Forest City Behavior
Excellence in Treatment for Developmental Disabilities

Jack London on Institutional Life


I've had the distinct honor in my career of working with a number of people who lived in Illinois' institutional system. As a result, I've heard a variety of stories about what this experience was like from their perspective. Those perspectives are many and varied, and always fascinating.

Forest City's own
Dr. Kouris is a member of the American Academy of Developmental Medicine and Dentistry. The AADMD is an organization dedicated to to improving medical and dental care for people with developmental disabilities. In their most recent newsletter they provided a link to a 1914 essay by Jack London titled Told in the Drooling Ward. The essay is told from the first-person perspective of Tom, a person living in a large institution.

In the current political climate in Illinois an "institution" for people with a developmental disability is essentially any congregate living setting larger than 8 people. Originally, however, this word in the context of London's story referred to massive facilities built on the asylum model. These structures were typically built on the outskirts of small population centers, and were designed to be self-sufficient (thus maintaining separation).
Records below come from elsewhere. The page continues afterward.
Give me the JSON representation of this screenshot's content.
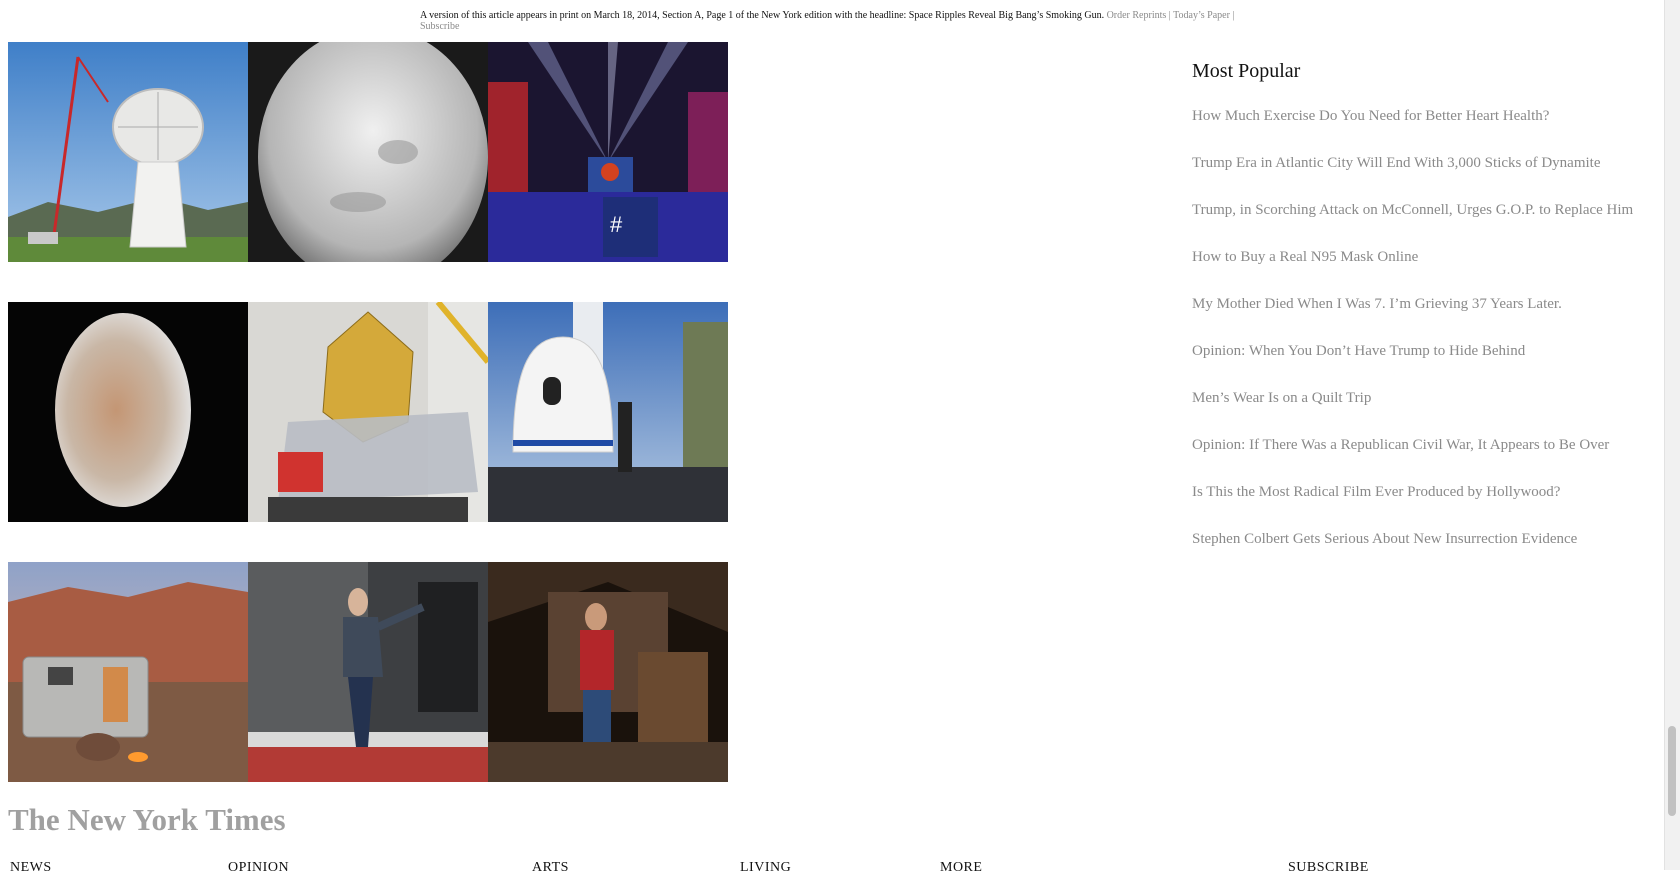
{
  "print_note": {
    "text": "A version of this article appears in print on March 18, 2014, Section A, Page 1 of the New York edition with the headline: Space Ripples Reveal Big Bang’s Smoking Gun.",
    "order_reprints": "Order Reprints",
    "sep1": "|",
    "todays_paper": "Today’s Paper",
    "sep2": "|",
    "subscribe": "Subscribe"
  },
  "most_popular": {
    "heading": "Most Popular",
    "items": [
      "How Much Exercise Do You Need for Better Heart Health?",
      "Trump Era in Atlantic City Will End With 3,000 Sticks of Dynamite",
      "Trump, in Scorching Attack on McConnell, Urges G.O.P. to Replace Him",
      "How to Buy a Real N95 Mask Online",
      "My Mother Died When I Was 7. I’m Grieving 37 Years Later.",
      "Opinion: When You Don’t Have Trump to Hide Behind",
      "Men’s Wear Is on a Quilt Trip",
      "Opinion: If There Was a Republican Civil War, It Appears to Be Over",
      "Is This the Most Radical Film Ever Produced by Hollywood?",
      "Stephen Colbert Gets Serious About New Insurrection Evidence"
    ]
  },
  "images": [
    "radio-telescope-dish-photo",
    "planet-grayscale-photo",
    "arabs-to-mars-event-photo",
    "venus-planet-photo",
    "space-telescope-cleanroom-photo",
    "space-capsule-photo",
    "camper-trailer-desert-photo",
    "woman-leaping-photo",
    "man-in-attic-photo"
  ],
  "masthead": "The New York Times",
  "footer_nav": [
    "NEWS",
    "OPINION",
    "ARTS",
    "LIVING",
    "MORE",
    "SUBSCRIBE"
  ],
  "colors": {
    "link_gray": "#8a8a8a",
    "masthead_gray": "#a0a0a0"
  }
}
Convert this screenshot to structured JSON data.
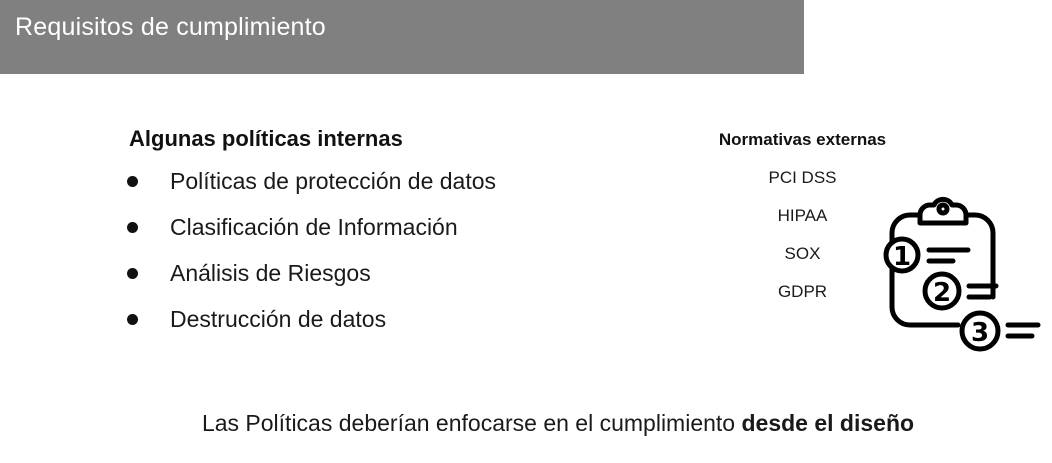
{
  "header": {
    "title": "Requisitos de cumplimiento"
  },
  "internal": {
    "heading": "Algunas políticas internas",
    "items": [
      "Políticas de protección de datos",
      "Clasificación de Información",
      "Análisis de Riesgos",
      "Destrucción de datos"
    ]
  },
  "external": {
    "heading": "Normativas externas",
    "items": [
      "PCI DSS",
      "HIPAA",
      "SOX",
      "GDPR"
    ]
  },
  "illustration": {
    "icon": "clipboard-checklist-icon",
    "numbers": [
      "1",
      "2",
      "3"
    ]
  },
  "footer": {
    "text_plain": "Las Políticas deberían enfocarse en el cumplimiento ",
    "text_bold": "desde el diseño"
  },
  "colors": {
    "title_bar": "#808080",
    "title_text": "#ffffff",
    "text": "#1a1a1a"
  }
}
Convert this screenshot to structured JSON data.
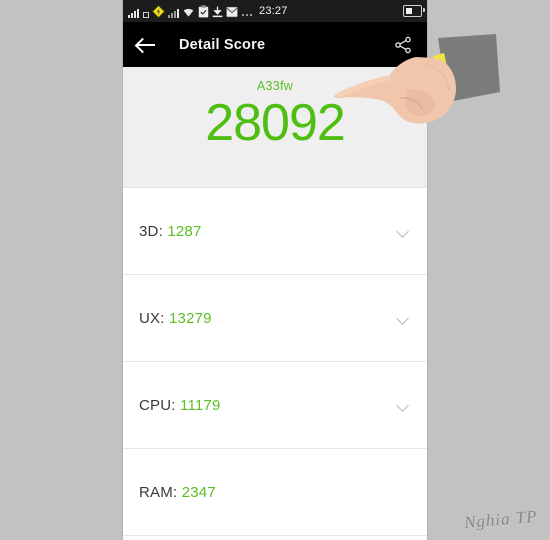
{
  "statusbar": {
    "time": "23:27",
    "icons": [
      "signal-bars-icon",
      "yellow-diamond-icon",
      "signal-bars-icon",
      "wifi-icon",
      "clipboard-icon",
      "download-icon",
      "mail-icon",
      "more-dots-icon"
    ],
    "battery": "battery-half-icon"
  },
  "appbar": {
    "back_label": "back-arrow",
    "title": "Detail Score",
    "share_label": "share"
  },
  "score": {
    "device_name": "A33fw",
    "total": "28092",
    "accent_color": "#4fbe12",
    "panel_bg": "#efefef"
  },
  "rows": [
    {
      "label": "3D:",
      "value": "1287",
      "chevron": true
    },
    {
      "label": "UX:",
      "value": "13279",
      "chevron": true
    },
    {
      "label": "CPU:",
      "value": "11179",
      "chevron": true
    },
    {
      "label": "RAM:",
      "value": "2347",
      "chevron": false
    }
  ],
  "watermark": {
    "text": "Nghia TP"
  },
  "canvas": {
    "background": "#c2c2c3"
  }
}
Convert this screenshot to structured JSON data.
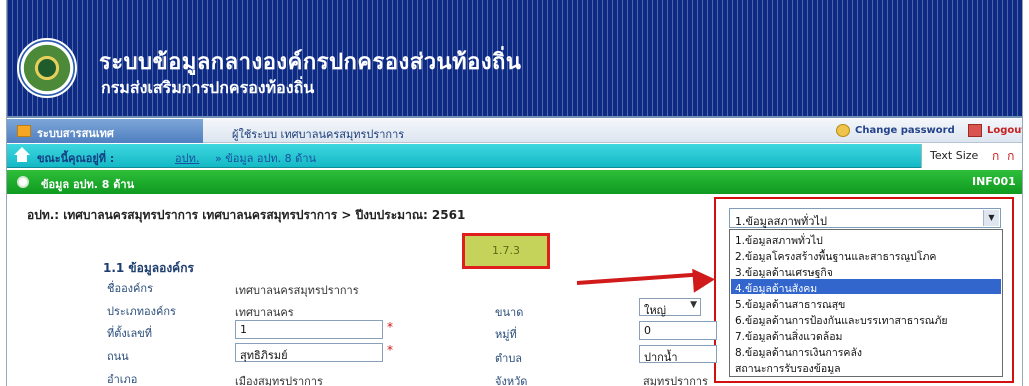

Many of the asylums were working subsistence farms, housed their own power plants, had textile operations for clothing the residents, and nurseries to care both for the infants admitted, and for those born there to the residents. It was typical for the staff working at the programs in the turn of the century to also live there. The Dixon State School was originally a train stop, with the rail grade that ran through the grounds now converted to a bike path.

In short, these were encapsulated worlds unto themselves, with much of the work of maintaining the colonies done by the people living there. London's story, contemporary to the era of these facilities heyday, is extremely consistent with the accounts I've received from the people with whom I've worked. For many of the people living in these settings - particularly those with more severe disabilities - they represented hellish conditions of barely sufficient custodial care. But for a select few - like Tom in the essay - life in the institution presented a setting in which, unlike the wider world outside of the facility, they had real and satisfying responsibilities. I have personally worked with a couple of different women who, for example, fondly recall being "working girls" - working in the nurseries and caring for babies.

Illinois began dismantling it's asylum system in the 1970's and, while it is still
woefully behind the rest of the nation in funding smaller settings and closing the large facilities, it no longer operates on the separated colony model that once was in place. The people from whom I've had the privilege of hearing these stories are now in their 50's, 60's, and 70's. Like survivors of the Great Depression and World War II they represent a rapidly disappearing and unreplaceable resource.

The essay is an excellent, brief read, entirely available online at the site linked to above. I highly recommend it.